I look at this as being for the reasonable hardware of the future. This is starting to look like actual AGI, and I don't think actual AGI is going to run on a 4090. But an H100 starts to sound like a mass-market product even with the $50k price tag if it actually can run an AGI.

ripped_britches · 2025-01-04T00:30:09 1735950609

You can get cheaper hosting of open weights from a commercial provider than you can closed weights from the same company. So even if you’re not hosting yourself, openness is a major factor for price competitiveness.

jbegley · 2025-01-03T23:11:09 1735945869

lmao at “learining” being misspelled in the first sentence

mdaniel · 2025-01-03T23:14:54 1735946094

In these times, how else does one expect to advurtise that theeir text was not geeenerated by an LLM?

Oarch · 2025-01-03T23:16:55 1735946215

Excessive profanity could be a fun way to prove human authors!

yencabulator · 2025-01-03T23:23:33 1735946613

CUSSTCHA

Curse-Using Social Scoring Turing test to tell Computers and Humans Apart

jcims · 2025-01-03T23:46:14 1735947974

That's hilarious, and sorry, I can't help myself.

Curse-Using Social Scoring Turing Assessment to Tell Computers and Humans Apart

CUSSATCHA

BlueTemplar · 2025-01-04T00:37:49 1735951069

Bless you.

mdaniel · 2025-01-03T23:32:31 1735947151

Oh, fuckin' A, I love this shit!

asddubs · 2025-01-03T23:33:47 1735947227

or just pepper in some erotic pictures of copyrighted characters

int_19h · 2025-01-04T03:39:45 1735961985

LLMs are trained, among other things, on Internet forums. Creative swearing is something they can do surprisingly well.

saikia81 · 2025-01-03T23:12:32 1735945952

and later on again

mig39 · 2025-01-03T23:20:52 1735946452

Is this a joke?

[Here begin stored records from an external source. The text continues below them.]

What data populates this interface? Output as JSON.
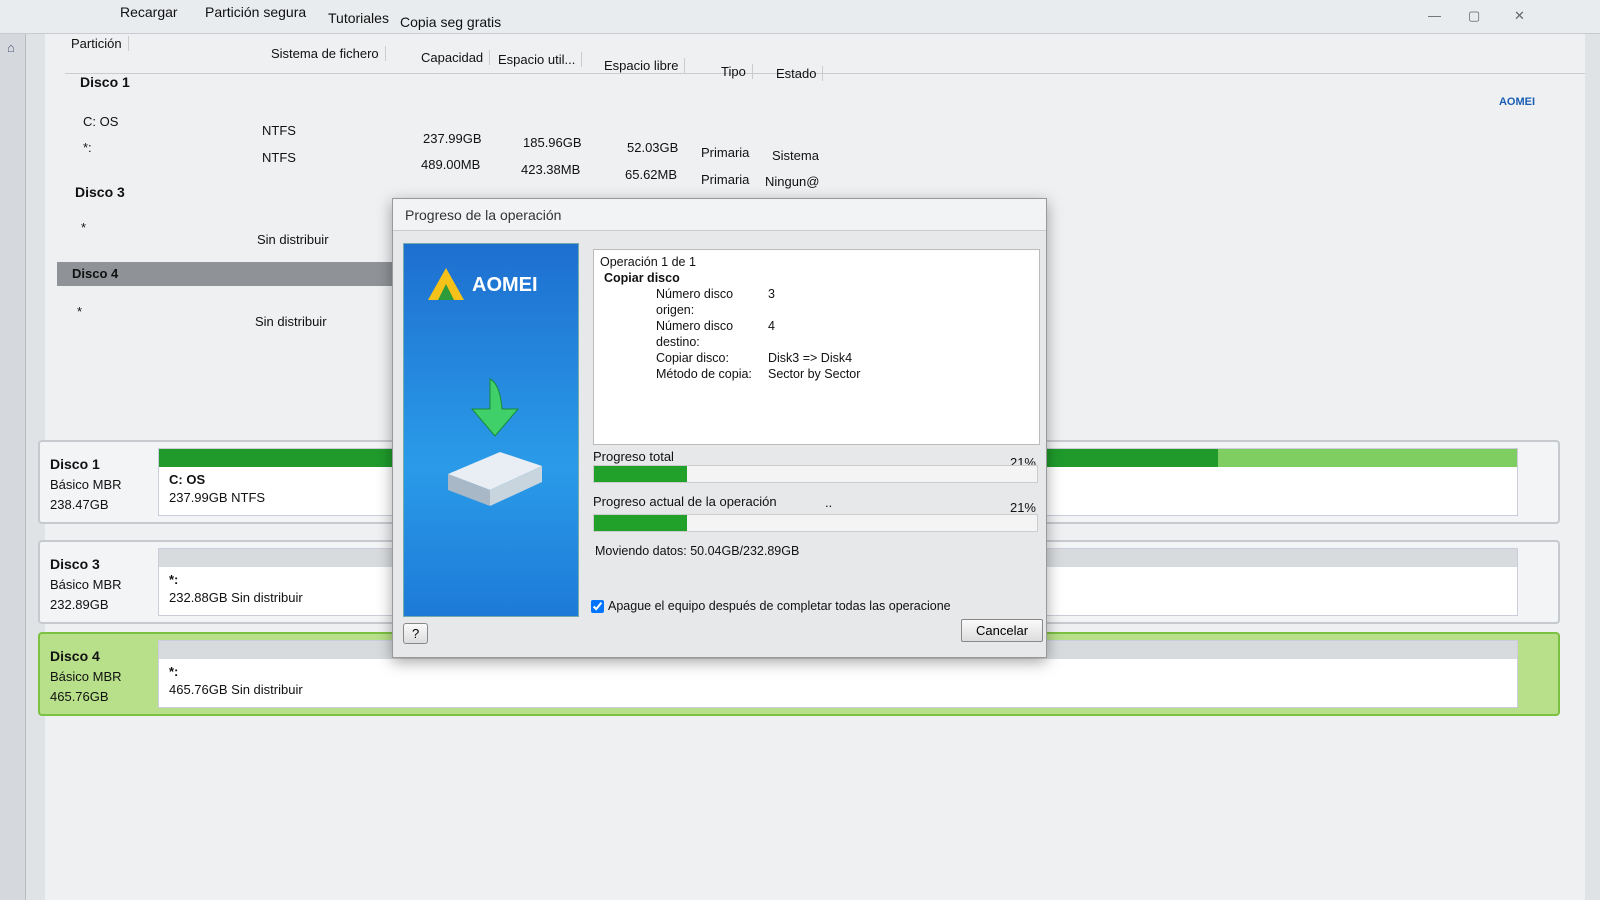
{
  "toolbar": {
    "items": [
      "Recargar",
      "Partición segura",
      "Tutoriales",
      "Copia seg gratis"
    ]
  },
  "logo": "AOMEI",
  "table": {
    "headers": [
      "Partición",
      "Sistema de fichero",
      "Capacidad",
      "Espacio util...",
      "Espacio libre",
      "Tipo",
      "Estado"
    ],
    "disks": [
      {
        "name": "Disco 1",
        "rows": [
          [
            "C: OS",
            "NTFS",
            "237.99GB",
            "185.96GB",
            "52.03GB",
            "Primaria",
            "Sistema"
          ],
          [
            "*:",
            "NTFS",
            "489.00MB",
            "423.38MB",
            "65.62MB",
            "Primaria",
            "Ningun@"
          ]
        ]
      },
      {
        "name": "Disco 3",
        "rows": [
          [
            "*",
            "Sin distribuir"
          ]
        ]
      },
      {
        "name": "Disco 4",
        "rows": [
          [
            "*",
            "Sin distribuir"
          ]
        ]
      }
    ]
  },
  "cards": [
    {
      "name": "Disco 1",
      "type": "Básico MBR",
      "size": "238.47GB",
      "part_label": "C: OS",
      "part_desc": "237.99GB NTFS",
      "used_pct": 78
    },
    {
      "name": "Disco 3",
      "type": "Básico MBR",
      "size": "232.89GB",
      "part_label": "*:",
      "part_desc": "232.88GB Sin distribuir"
    },
    {
      "name": "Disco 4",
      "type": "Básico MBR",
      "size": "465.76GB",
      "part_label": "*:",
      "part_desc": "465.76GB Sin distribuir"
    }
  ],
  "dialog": {
    "title": "Progreso de la operación",
    "brand": "AOMEI",
    "operation": "Operación 1 de 1",
    "op_name": "Copiar disco",
    "details": [
      [
        "Número disco origen:",
        "3"
      ],
      [
        "Número disco destino:",
        "4"
      ],
      [
        "Copiar disco:",
        "Disk3 => Disk4"
      ],
      [
        "Método de copia:",
        "Sector by Sector"
      ]
    ],
    "total_label": "Progreso total",
    "total_pct_text": "21%",
    "total_pct": 21,
    "current_label": "Progreso actual de la operación",
    "current_dots": "..",
    "current_pct_text": "21%",
    "current_pct": 21,
    "moving": "Moviendo datos: 50.04GB/232.89GB",
    "shutdown_label": "Apague el equipo después de completar todas las operaciones",
    "shutdown_checked": true,
    "help": "?",
    "cancel": "Cancelar"
  }
}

Why are there so many spelling mistakes? "Inteiligence" "challanging" “learining”

What is going on?

melvinmelih · 2025-01-03T23:22:08 1735946528

> Zhiyuan Zeng, Qinyuan Cheng, Zhangyue Yin, Bo Wang, Shimin Li, Yunhua Zhou, Qipeng Guo, Xuanjing Huang, Xipeng Qiu

I'm guessing English isn't their first language.

mdaniel · 2025-01-03T23:36:21 1735947381

Modern times: a bunch of matrices of floating point numbers can chat with a human

but also: no one knows what the red squiggle marks mean in any textarea anymore because they no longer use them to write anything

greenchair · 2025-01-04T01:55:11 1735955711

and too lazy to run spell check

mig39 · 2025-01-03T23:23:43 1735946623

"Hey, ChatGPT, please correct any typos or spelling mistakes in this abstract."